Le Regioni (così come i Comuni, le Province e lo Stato) devono ogni anno approvare un bilancio, ovvero un documento che prevede in anticipo tutte le entrate e tutte le spese. È il modo con cui si programma come usare i soldi pubblici.
Ma cosa succede quando si presentano spese non previste, urgenti, oppure obbligatorie per legge, che non si possono più evitare?
Nasce così una voce poco conosciuta ma fondamentale della finanza pubblica: il debito fuori bilancio.
Il debito fuori bilancio (spesso abbreviato in DFB) è una spesa sostenuta senza che ci fosse un'autorizzazione formale a bilancio, ma che deve essere comunque pagata, perché:
è derivata da una sentenza, ad esempio un risarcimento danni ordinato da un giudice;
è frutto di un contratto valido firmato da un funzionario pubblico;
riguarda interventi urgenti per evitare danni a persone o cose;
è stata verificata da organi di controllo (come i revisori dei conti);
è prevista da norme particolari, come l’art. 73 del D.Lgs. 118/2011, che disciplina proprio questo tipo di situazioni.
In poche parole: è un debito che lo Stato o un ente pubblico non può ignorare, anche se non lo aveva messo in conto.
Con le Leggi regionali n. 17 e 18, entrambe del 1° aprile 2025, la Regione Sicilia ha riconosciuto due gruppi di debiti fuori bilancio:
Legge 17/2025: debiti maturati nel mese di luglio 2024.
Legge 18/2025: debiti maturati nel mese di agosto 2024.
Entrambe le leggi si basano sull’articolo 73, comma 1, lettera e) del già citato decreto legislativo, che prevede il riconoscimento delle spese urgenti e necessarie fatte nel rispetto di certe regole.
Queste due leggi non entrano nel dettaglio del tipo di spese (quelle informazioni sono solitamente contenute negli allegati tecnici o nei verbali d’aula), ma autorizzano formalmente il pagamento, sanando la posizione della Regione nei confronti dei creditori.
Perché i debiti fuori bilancio, se diventano troppo numerosi o mal gestiti, sono un campanello d’allarme sulla salute delle finanze pubbliche.
Sono spie di:
errori di programmazione,
emergenze non previste,
o talvolta scarsa trasparenza amministrativa.
Inoltre, impegnano risorse future, cioè soldi che si dovranno togliere ad altri servizi per coprire spese non pianificate.
Per evitare che i debiti fuori bilancio diventino un “modo nascosto” per spendere senza controllo, la legge prevede numerose garanzie:
Controllo dei revisori dei conti: devono verificare la legittimità e la correttezza contabile del debito.

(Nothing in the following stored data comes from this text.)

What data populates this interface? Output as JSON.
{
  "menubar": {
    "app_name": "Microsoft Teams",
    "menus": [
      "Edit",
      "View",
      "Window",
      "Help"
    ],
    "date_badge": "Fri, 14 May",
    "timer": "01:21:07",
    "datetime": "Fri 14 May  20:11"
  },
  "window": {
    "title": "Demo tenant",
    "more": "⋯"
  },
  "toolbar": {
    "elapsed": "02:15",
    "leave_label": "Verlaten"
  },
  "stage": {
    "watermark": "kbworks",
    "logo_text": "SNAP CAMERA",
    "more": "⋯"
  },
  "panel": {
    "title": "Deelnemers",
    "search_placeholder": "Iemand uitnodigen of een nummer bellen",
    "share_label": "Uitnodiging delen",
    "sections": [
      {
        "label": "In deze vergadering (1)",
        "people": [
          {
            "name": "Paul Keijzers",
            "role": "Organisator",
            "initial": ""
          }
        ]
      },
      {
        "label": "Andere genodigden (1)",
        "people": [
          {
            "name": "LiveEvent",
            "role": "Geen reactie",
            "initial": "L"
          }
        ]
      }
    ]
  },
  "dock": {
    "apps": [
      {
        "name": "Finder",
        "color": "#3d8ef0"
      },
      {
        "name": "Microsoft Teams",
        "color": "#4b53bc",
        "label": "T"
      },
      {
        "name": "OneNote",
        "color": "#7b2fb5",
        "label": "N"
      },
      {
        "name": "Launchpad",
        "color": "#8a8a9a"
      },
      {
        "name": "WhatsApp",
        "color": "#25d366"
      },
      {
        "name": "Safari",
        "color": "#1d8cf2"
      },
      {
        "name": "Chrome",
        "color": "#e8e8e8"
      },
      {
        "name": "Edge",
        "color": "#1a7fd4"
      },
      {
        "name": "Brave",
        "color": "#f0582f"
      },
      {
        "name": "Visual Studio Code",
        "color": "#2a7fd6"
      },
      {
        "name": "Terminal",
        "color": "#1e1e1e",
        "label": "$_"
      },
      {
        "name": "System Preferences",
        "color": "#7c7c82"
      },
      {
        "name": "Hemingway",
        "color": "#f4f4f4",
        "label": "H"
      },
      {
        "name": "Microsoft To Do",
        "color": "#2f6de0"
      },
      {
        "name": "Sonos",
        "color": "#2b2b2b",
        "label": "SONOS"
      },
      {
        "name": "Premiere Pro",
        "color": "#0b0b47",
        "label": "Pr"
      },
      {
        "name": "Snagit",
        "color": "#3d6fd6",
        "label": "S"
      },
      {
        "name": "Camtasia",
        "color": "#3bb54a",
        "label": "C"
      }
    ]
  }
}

Voto del Consiglio Regionale o Comunale: ogni debito deve essere riconosciuto con legge o delibera.
Relazioni obbligatorie: l’amministrazione deve spiegare perché non si era previsto il debito e cosa farà per evitarlo in futuro.
Responsabilità personale: se il debito deriva da comportamenti irregolari o illeciti, i dirigenti pubblici possono risponderne personalmente.
Chi vive in Sicilia (o in qualsiasi altra regione) ha il diritto di sapere come vengono usati i fondi pubblici, inclusi quelli che emergono fuori dal bilancio ufficiale.
Un buon debito fuori bilancio è:
legittimo,
urgente,
controllato,
approvato con trasparenza.
Un cattivo debito fuori bilancio è:
evitabile,
frutto di errori gestionali,
tenuto nascosto,
usato per aggirare le regole.
I debiti fuori bilancio non sono di per sé negativi. Servono a mantenere gli impegni legali e gestire le emergenze. Ma devono essere eccezioni, non la norma.
La Regione Sicilia, con queste due leggi, ha fatto un passo corretto nel rispetto della legge. Ora resta il compito della politica e dei cittadini: vigilare, chiedere trasparenza e pretendere responsabilità.